I’d say that even the major memorycard manufacturers (like Kingston, Sandisk, etc.) will think twice before they make such an investment to “standard” that has practically no mass market now.
I bet that it’s going to be 2007 before we see any other 3rd party vendors than those companies that make p2 cameras. If p2 gets popular… -
Rennie Klymyk
April 19, 2005 at 5:49 pmThe AJ-SPX800 has been out for what a year now, using P2. The network tv stations are opening up to this technology pretty good so far. Even more so now that this new generation is SD-HD switchable. See PR- Panny Press releases With these users it is the speed of production more than anything driving the acceptance of the cameras and this is an area where cost is not such a factor. Getting the story to press is the important thing. This could be a flash in the pan technology but given panasonics commitment and the industry acceptance so far and the success of the conpact flash I think it will stick. If someone invents smaller faster cheaper memory there will be adapters.
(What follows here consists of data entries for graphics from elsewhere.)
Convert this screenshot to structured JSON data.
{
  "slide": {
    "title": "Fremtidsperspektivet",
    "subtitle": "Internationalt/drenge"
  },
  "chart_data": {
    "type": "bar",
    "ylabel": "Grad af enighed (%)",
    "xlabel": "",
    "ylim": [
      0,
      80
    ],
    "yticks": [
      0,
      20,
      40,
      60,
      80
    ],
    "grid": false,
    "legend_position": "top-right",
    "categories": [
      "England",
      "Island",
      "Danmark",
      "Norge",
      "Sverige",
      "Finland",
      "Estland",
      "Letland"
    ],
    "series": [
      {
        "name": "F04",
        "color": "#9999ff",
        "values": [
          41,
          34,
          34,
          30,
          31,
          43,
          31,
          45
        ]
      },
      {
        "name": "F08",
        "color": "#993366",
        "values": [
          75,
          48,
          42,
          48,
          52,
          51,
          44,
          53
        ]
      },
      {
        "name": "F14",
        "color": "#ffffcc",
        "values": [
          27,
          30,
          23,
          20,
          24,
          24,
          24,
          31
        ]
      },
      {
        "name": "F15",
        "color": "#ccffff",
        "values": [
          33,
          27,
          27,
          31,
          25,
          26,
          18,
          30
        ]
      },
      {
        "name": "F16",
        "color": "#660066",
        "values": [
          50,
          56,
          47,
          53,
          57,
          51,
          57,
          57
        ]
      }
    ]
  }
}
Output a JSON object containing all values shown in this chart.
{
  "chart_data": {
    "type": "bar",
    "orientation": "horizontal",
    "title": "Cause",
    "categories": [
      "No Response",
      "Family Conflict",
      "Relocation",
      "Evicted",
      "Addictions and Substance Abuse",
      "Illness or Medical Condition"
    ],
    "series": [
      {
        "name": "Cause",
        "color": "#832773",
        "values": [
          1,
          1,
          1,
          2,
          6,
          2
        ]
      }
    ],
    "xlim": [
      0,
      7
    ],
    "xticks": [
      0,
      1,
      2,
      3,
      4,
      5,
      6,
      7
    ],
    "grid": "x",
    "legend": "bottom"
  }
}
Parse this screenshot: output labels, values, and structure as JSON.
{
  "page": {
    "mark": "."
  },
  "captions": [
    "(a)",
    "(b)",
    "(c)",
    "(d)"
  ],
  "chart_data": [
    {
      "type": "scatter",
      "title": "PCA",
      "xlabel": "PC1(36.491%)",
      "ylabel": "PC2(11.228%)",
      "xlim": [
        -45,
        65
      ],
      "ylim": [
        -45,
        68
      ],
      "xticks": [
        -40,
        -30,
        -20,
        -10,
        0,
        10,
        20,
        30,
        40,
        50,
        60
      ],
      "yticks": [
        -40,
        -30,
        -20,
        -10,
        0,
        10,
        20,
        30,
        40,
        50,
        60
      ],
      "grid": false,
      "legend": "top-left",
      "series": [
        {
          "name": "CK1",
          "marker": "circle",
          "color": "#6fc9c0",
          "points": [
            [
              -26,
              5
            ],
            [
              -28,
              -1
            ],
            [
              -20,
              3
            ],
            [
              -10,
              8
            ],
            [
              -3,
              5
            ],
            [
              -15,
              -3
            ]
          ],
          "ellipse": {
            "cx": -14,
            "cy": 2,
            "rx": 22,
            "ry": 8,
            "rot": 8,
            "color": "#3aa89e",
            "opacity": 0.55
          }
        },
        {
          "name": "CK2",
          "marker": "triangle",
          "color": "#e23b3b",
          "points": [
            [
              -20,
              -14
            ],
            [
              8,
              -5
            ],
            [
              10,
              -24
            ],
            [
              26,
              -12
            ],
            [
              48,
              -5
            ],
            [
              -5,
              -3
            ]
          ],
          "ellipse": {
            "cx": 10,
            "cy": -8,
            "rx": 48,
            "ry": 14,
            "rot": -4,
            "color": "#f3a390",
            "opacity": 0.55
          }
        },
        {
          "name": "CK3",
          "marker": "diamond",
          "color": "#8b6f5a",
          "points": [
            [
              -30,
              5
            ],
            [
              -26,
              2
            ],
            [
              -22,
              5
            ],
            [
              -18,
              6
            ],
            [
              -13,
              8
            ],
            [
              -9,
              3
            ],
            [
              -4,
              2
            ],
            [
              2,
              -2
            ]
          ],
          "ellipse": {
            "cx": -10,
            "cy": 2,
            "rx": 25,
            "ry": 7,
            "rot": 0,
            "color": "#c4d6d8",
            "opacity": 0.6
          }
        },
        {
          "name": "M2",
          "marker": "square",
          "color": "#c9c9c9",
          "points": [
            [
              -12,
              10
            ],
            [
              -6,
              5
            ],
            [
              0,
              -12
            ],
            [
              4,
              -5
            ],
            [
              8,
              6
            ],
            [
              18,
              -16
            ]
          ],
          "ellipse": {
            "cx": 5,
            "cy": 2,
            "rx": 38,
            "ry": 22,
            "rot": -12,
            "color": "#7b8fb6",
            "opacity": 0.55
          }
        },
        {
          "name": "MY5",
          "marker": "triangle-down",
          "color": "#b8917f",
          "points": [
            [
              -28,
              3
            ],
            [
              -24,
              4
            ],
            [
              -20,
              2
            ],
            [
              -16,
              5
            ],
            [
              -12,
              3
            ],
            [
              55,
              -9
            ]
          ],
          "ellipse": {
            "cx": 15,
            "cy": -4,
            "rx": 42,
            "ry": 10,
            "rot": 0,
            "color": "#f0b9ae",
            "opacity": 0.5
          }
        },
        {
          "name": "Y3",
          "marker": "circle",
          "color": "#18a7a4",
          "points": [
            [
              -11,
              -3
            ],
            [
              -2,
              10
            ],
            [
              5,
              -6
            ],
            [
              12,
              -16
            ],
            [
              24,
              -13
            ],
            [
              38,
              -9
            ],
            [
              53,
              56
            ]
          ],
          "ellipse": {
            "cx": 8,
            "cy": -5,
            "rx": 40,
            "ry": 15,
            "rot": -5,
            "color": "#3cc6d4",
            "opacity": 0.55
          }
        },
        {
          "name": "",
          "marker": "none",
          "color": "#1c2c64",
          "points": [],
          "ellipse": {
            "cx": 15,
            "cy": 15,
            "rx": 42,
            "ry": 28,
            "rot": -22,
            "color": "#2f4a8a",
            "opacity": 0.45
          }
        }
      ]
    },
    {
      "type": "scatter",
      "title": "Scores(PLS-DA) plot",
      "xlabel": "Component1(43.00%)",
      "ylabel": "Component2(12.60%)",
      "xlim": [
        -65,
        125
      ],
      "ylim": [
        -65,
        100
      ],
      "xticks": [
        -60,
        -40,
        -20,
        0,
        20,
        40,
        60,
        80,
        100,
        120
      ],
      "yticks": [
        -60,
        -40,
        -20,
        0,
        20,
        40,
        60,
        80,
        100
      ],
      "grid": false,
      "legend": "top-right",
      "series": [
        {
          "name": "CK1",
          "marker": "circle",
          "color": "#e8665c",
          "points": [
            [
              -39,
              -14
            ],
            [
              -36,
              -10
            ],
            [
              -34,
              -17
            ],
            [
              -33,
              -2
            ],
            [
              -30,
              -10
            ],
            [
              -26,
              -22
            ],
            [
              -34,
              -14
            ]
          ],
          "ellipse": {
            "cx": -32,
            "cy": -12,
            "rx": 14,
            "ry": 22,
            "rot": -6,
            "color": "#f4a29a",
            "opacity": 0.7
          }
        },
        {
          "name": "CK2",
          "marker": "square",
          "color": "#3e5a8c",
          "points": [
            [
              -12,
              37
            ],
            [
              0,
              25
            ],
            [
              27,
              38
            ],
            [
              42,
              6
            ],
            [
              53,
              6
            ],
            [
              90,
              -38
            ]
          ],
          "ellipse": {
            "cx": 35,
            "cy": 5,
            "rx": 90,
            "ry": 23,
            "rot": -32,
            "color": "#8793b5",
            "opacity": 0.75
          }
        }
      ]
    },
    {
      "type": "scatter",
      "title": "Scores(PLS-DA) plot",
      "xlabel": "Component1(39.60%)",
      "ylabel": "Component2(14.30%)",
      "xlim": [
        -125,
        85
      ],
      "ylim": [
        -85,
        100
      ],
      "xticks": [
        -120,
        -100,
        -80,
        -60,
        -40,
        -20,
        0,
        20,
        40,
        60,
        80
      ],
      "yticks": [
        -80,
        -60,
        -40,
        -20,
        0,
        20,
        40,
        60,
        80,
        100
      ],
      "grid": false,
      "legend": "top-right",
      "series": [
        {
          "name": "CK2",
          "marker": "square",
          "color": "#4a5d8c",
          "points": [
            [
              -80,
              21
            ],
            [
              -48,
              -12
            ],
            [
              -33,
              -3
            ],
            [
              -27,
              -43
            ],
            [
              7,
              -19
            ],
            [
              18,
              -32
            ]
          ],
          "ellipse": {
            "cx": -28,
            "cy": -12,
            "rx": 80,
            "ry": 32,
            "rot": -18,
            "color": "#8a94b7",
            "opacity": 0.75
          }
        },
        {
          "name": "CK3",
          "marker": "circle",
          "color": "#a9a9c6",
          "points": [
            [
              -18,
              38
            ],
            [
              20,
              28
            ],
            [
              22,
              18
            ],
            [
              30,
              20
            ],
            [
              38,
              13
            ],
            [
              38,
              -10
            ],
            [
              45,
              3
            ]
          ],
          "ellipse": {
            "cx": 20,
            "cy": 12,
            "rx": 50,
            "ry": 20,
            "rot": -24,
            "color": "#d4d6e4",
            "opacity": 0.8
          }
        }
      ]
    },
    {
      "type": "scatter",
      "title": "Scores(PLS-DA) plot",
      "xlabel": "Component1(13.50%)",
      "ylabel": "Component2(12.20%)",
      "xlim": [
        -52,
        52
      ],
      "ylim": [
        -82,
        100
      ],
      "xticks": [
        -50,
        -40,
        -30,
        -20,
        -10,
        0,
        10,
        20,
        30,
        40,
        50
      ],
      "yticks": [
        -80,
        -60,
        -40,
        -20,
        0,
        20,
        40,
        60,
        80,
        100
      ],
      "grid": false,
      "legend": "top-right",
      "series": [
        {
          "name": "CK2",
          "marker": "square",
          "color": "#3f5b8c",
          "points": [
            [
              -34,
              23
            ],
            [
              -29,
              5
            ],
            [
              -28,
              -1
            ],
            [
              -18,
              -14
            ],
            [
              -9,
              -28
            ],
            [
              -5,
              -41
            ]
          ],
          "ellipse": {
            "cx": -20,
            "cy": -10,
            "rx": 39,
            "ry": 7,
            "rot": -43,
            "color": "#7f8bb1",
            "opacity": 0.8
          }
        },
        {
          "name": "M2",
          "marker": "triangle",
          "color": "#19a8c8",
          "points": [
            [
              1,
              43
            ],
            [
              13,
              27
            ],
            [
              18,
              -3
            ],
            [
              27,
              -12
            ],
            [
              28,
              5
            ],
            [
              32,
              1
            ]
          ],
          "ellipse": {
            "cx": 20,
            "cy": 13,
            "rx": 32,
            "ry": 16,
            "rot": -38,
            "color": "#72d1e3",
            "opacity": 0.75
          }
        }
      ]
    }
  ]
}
I had a Kodak/Nikon DCS420 that used the big PCMCIA ATA type cards and I was able to buy an adapter for the smaller faster cheaper and much higher capacity compact flash when it came out. They fit right inside the PCMCIA ATA type card adapters. These PCMCIA ATA type cards were used in laptops and other aplications too and the adapters are still readily available. Perhaps the P2 cards will find their way into other applications where speed is important. Maybe they will replace the ipod or be used in laptops in place of hard drives. This is solid state storage which is much safer than hard drives.